Well, warm up the motorcade and count us in! Whoever heard of a president having a bad time at the theatre? My name is Tom I'm writing a play Writing a play to be finished today His name is Ben You're a slob, you're a slob Ben, you're a slob Go get a job No way, not today I'm on the dole, by the way It's so good, I'll never quit That's why they call them BEN-EFITS.
BEN-EFITS.
I wrote that one! Ben, you OK? I'm more than OK! I had an accident at work.
The compensation is better than the dole.
I'm living the dream! Well, let me know if you need help going to the loo or anything.
I'm attached to a bag.
Like I said, I'm living the dream! Sh! Sh! Now the play is tomorrow It's not there yet But you'll get it right What a privilege it's been I'm very proud of each one of you You're the best damn actors I've ever seen I'm inspired! I'm motivated.
I want my mum! You must write a speech But don't worry, it's fine We will write it Then you'll give it to Carabine This speech must be so bad That it leaves Carabine in disgrace Let's get him to say he has an arse for a face.
I wonder if Tom's managed to come up with an ending? Are you Tom? Yes, I am.
I wrote this play.
I'm from NASA.
There's an asteroid and it's heading to Earth.
You've been selected to fly up there with an oddball bunch of oil drillers and drill it to bits.
But I am just a humble writer.
That's not true, Tom.
You're the only man for the job.
Then I will do it.
I can't promise I'll come back.
But I can promise you this I will be doing it all for you.
I don't wanna close my eyes I don't wanna fall asleep Cos I'll miss you, babe And I don't wanna miss a thing Even when I dream of you The sweetest dream will never do I still miss you, babe And I don't wanna miss a thing.
Sir, that bit about the speech, I can explain.
It was complete fiction.
Tom made it up.
I know what you two did.
You're going to be doing unpaid overtime for the rest of your lives.
Well Well, that is the last time I think about teaming up with you, Matthew.
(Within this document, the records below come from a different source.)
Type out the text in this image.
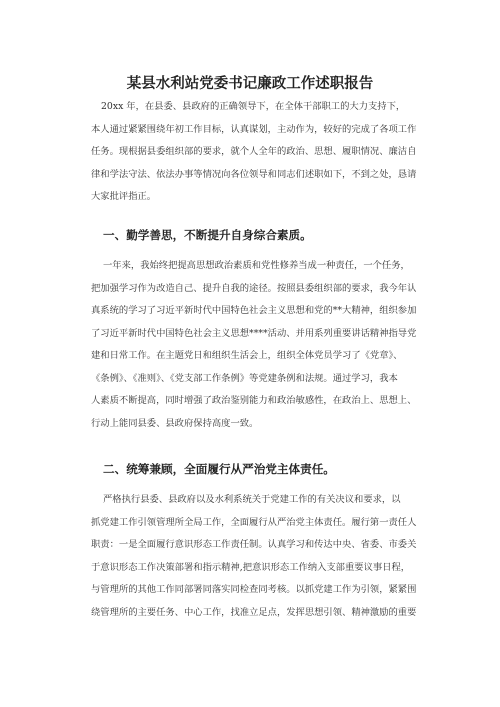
某县水利站党委书记廉政工作述职报告
20xx 年，在县委、县政府的正确领导下，在全体干部职工的大力支持下，
本人通过紧紧围绕年初工作目标，认真谋划，主动作为，较好的完成了各项工作
任务。现根据县委组织部的要求，就个人全年的政治、思想、履职情况、廉洁自
律和学法守法、依法办事等情况向各位领导和同志们述职如下，不到之处，恳请
大家批评指正。
一、勤学善思，不断提升自身综合素质。
一年来，我始终把提高思想政治素质和党性修养当成一种责任，一个任务，
把加强学习作为改造自己、提升自我的途径。按照县委组织部的要求，我今年认
真系统的学习了习近平新时代中国特色社会主义思想和党的**大精神，组织参加
了习近平新时代中国特色社会主义思想****活动、并用系列重要讲话精神指导党
建和日常工作。在主题党日和组织生活会上，组织全体党员学习了《党章》、
《条例》、《准则》、《党支部工作条例》等党建条例和法规。通过学习，我本
人素质不断提高，同时增强了政治鉴别能力和政治敏感性，在政治上、思想上、
行动上能同县委、县政府保持高度一致。
二、统筹兼顾，全面履行从严治党主体责任。
严格执行县委、县政府以及水利系统关于党建工作的有关决议和要求，以
抓党建工作引领管理所全局工作，全面履行从严治党主体责任。履行第一责任人
职责：一是全面履行意识形态工作责任制。认真学习和传达中央、省委、市委关
于意识形态工作决策部署和指示精神,把意识形态工作纳入支部重要议事日程，
与管理所的其他工作同部署同落实同检查同考核。以抓党建工作为引领，紧紧围
绕管理所的主要任务、中心工作，找准立足点，发挥思想引领、精神激励的重要
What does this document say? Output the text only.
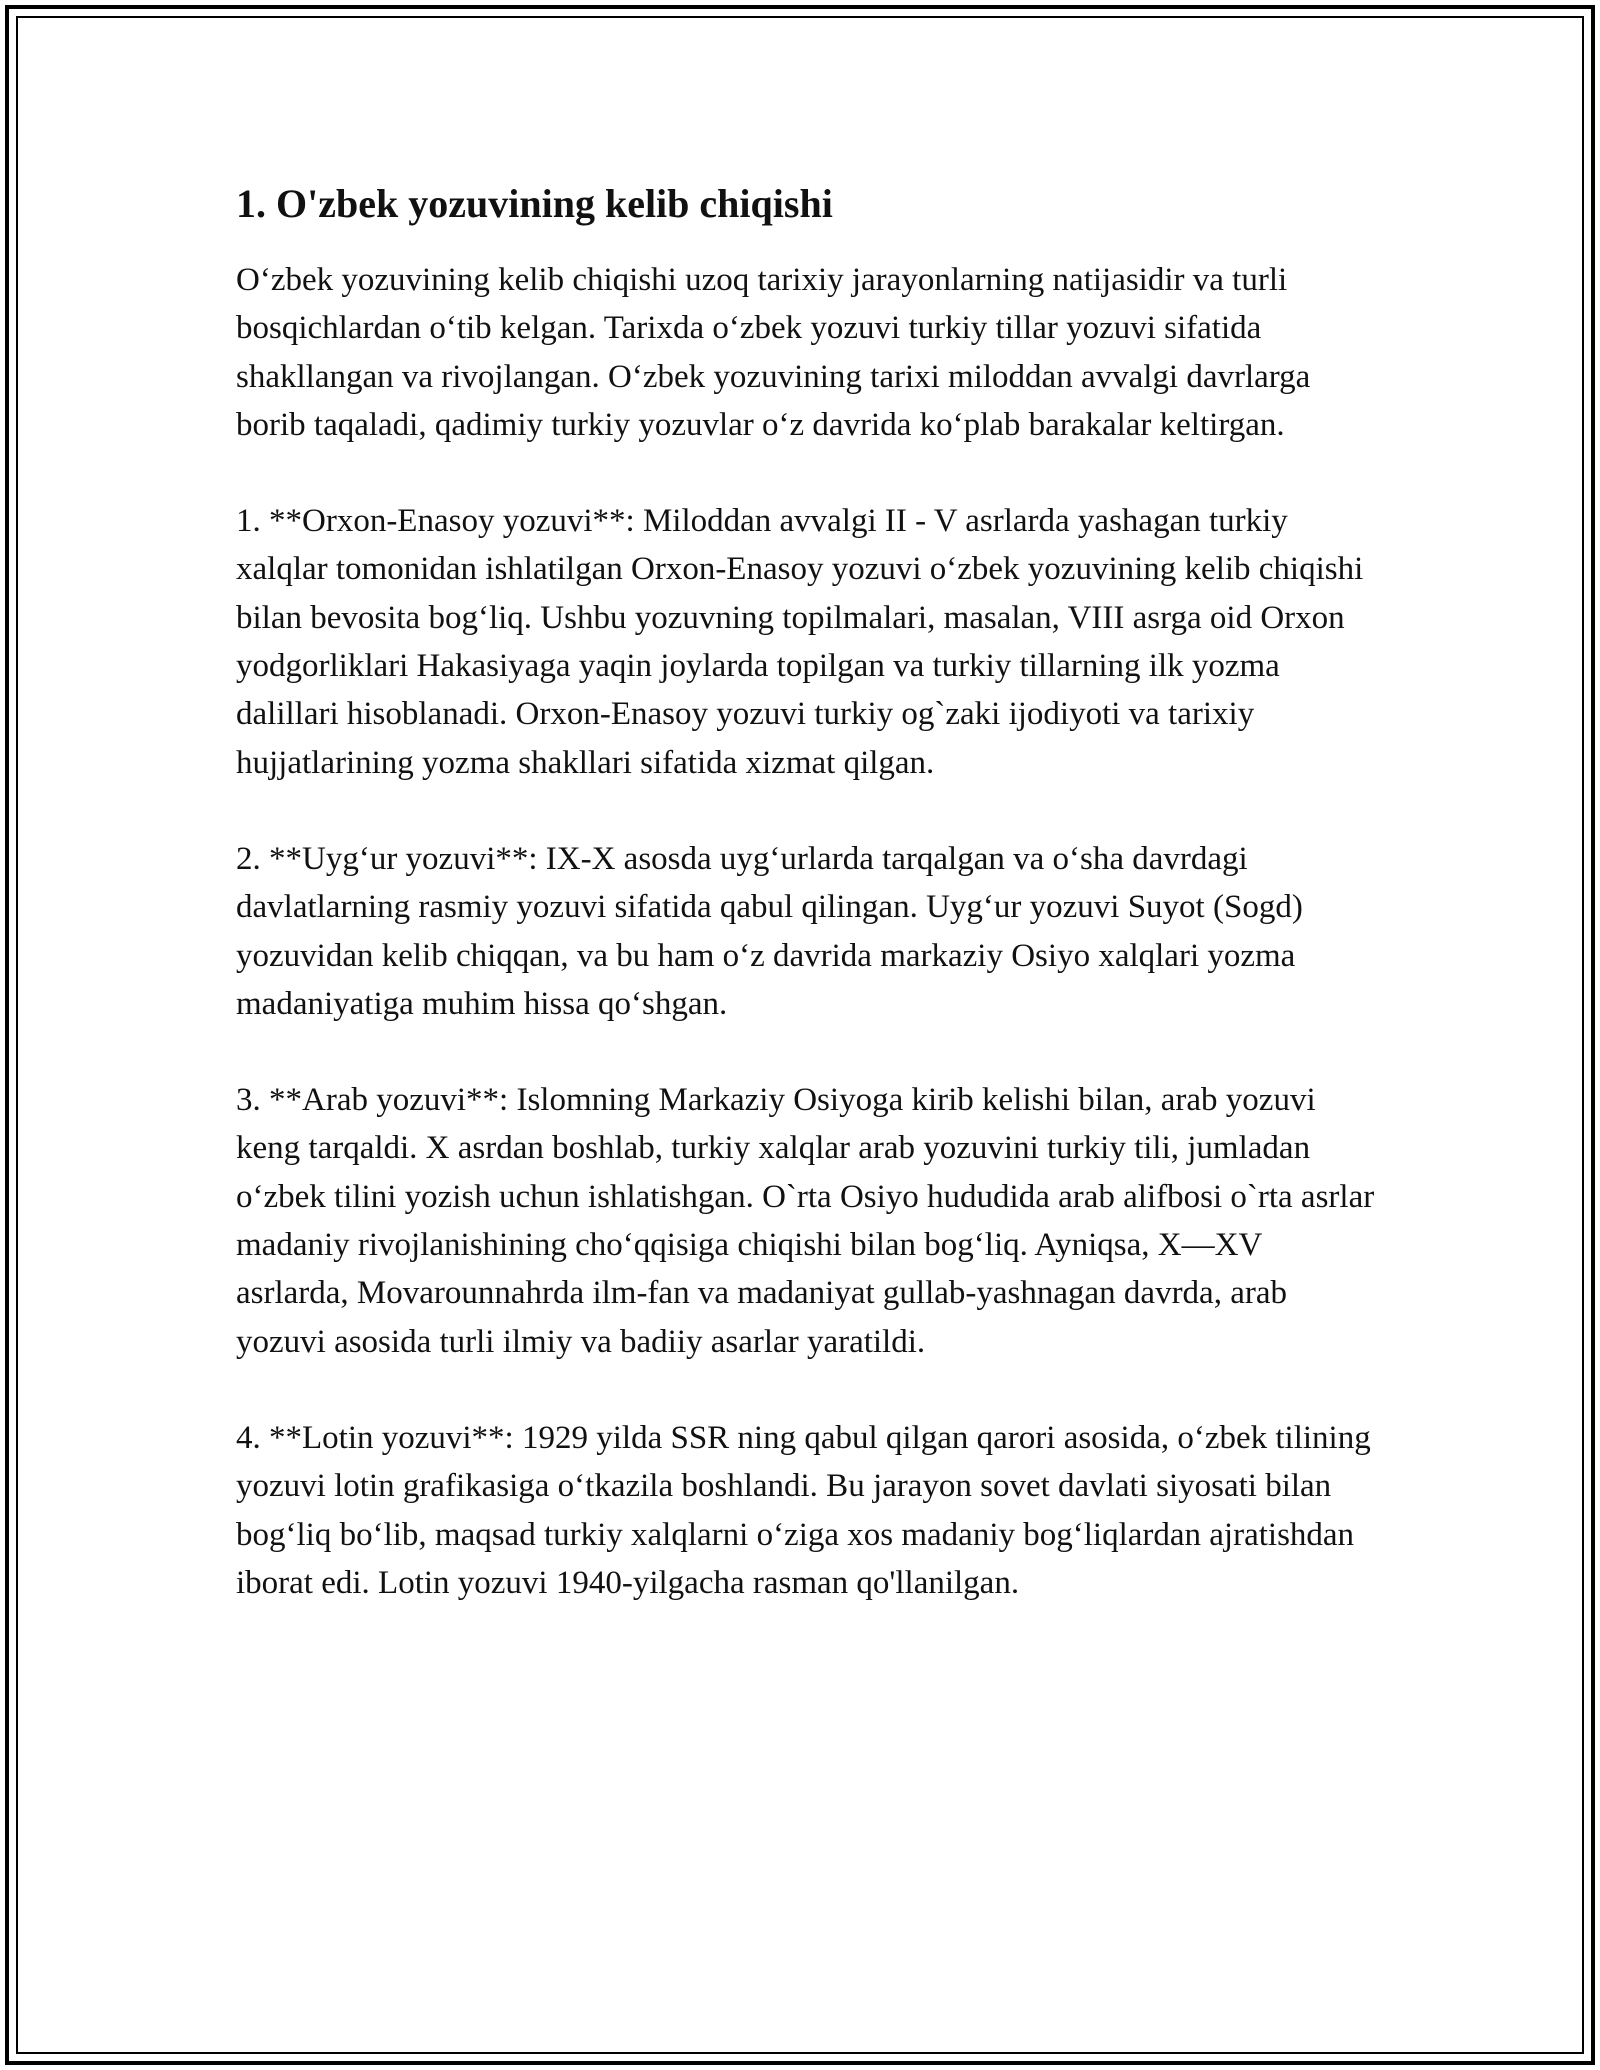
1. O'zbek yozuvining kelib chiqishi

O‘zbek yozuvining kelib chiqishi uzoq tarixiy jarayonlarning natijasidir va turli bosqichlardan o‘tib kelgan. Tarixda o‘zbek yozuvi turkiy tillar yozuvi sifatida shakllangan va rivojlangan. O‘zbek yozuvining tarixi miloddan avvalgi davrlarga borib taqaladi, qadimiy turkiy yozuvlar o‘z davrida ko‘plab barakalar keltirgan.

1. **Orxon-Enasoy yozuvi**: Miloddan avvalgi II - V asrlarda yashagan turkiy xalqlar tomonidan ishlatilgan Orxon-Enasoy yozuvi o‘zbek yozuvining kelib chiqishi bilan bevosita bog‘liq. Ushbu yozuvning topilmalari, masalan, VIII asrga oid Orxon yodgorliklari Hakasiyaga yaqin joylarda topilgan va turkiy tillarning ilk yozma dalillari hisoblanadi. Orxon-Enasoy yozuvi turkiy og`zaki ijodiyoti va tarixiy hujjatlarining yozma shakllari sifatida xizmat qilgan.

2. **Uyg‘ur yozuvi**: IX-X asosda uyg‘urlarda tarqalgan va o‘sha davrdagi davlatlarning rasmiy yozuvi sifatida qabul qilingan. Uyg‘ur yozuvi Suyot (Sogd) yozuvidan kelib chiqqan, va bu ham o‘z davrida markaziy Osiyo xalqlari yozma madaniyatiga muhim hissa qo‘shgan.

3. **Arab yozuvi**: Islomning Markaziy Osiyoga kirib kelishi bilan, arab yozuvi keng tarqaldi. X asrdan boshlab, turkiy xalqlar arab yozuvini turkiy tili, jumladan o‘zbek tilini yozish uchun ishlatishgan. O`rta Osiyo hududida arab alifbosi o`rta asrlar madaniy rivojlanishining cho‘qqisiga chiqishi bilan bog‘liq. Ayniqsa, X—XV asrlarda, Movarounnahrda ilm-fan va madaniyat gullab-yashnagan davrda, arab yozuvi asosida turli ilmiy va badiiy asarlar yaratildi.

4. **Lotin yozuvi**: 1929 yilda SSR ning qabul qilgan qarori asosida, o‘zbek tilining yozuvi lotin grafikasiga o‘tkazila boshlandi. Bu jarayon sovet davlati siyosati bilan bog‘liq bo‘lib, maqsad turkiy xalqlarni o‘ziga xos madaniy bog‘liqlardan ajratishdan iborat edi. Lotin yozuvi 1940-yilgacha rasman qo'llanilgan.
I will get you back for this.
And as for you Well, I've spoken to my lawyers about that compensation and I'll see you in court.
May the best man win.
Oh.
Excuse me.
Are you Tom? Yes, I am I wrote the play.
I'm from NASA.
There's an asteroid heading straight towards the Earth.
We need to fly you out to it and drill it to bits.
But I'm just a humble writer.
Turns out you're the only guy for the job, sir.
Then I'll do it.
I can't promise I'll come back, but I can promise you this.
I'll be doing it for you.
I don't want to close my eyes Good luck up there, son.
Do your country proud.
Thank you, Mr President.
Cos even when I dream of you The sweetest dream would never do I'd still miss you, babe And I don't want to miss a thing That is the last time we let Tom write an episode.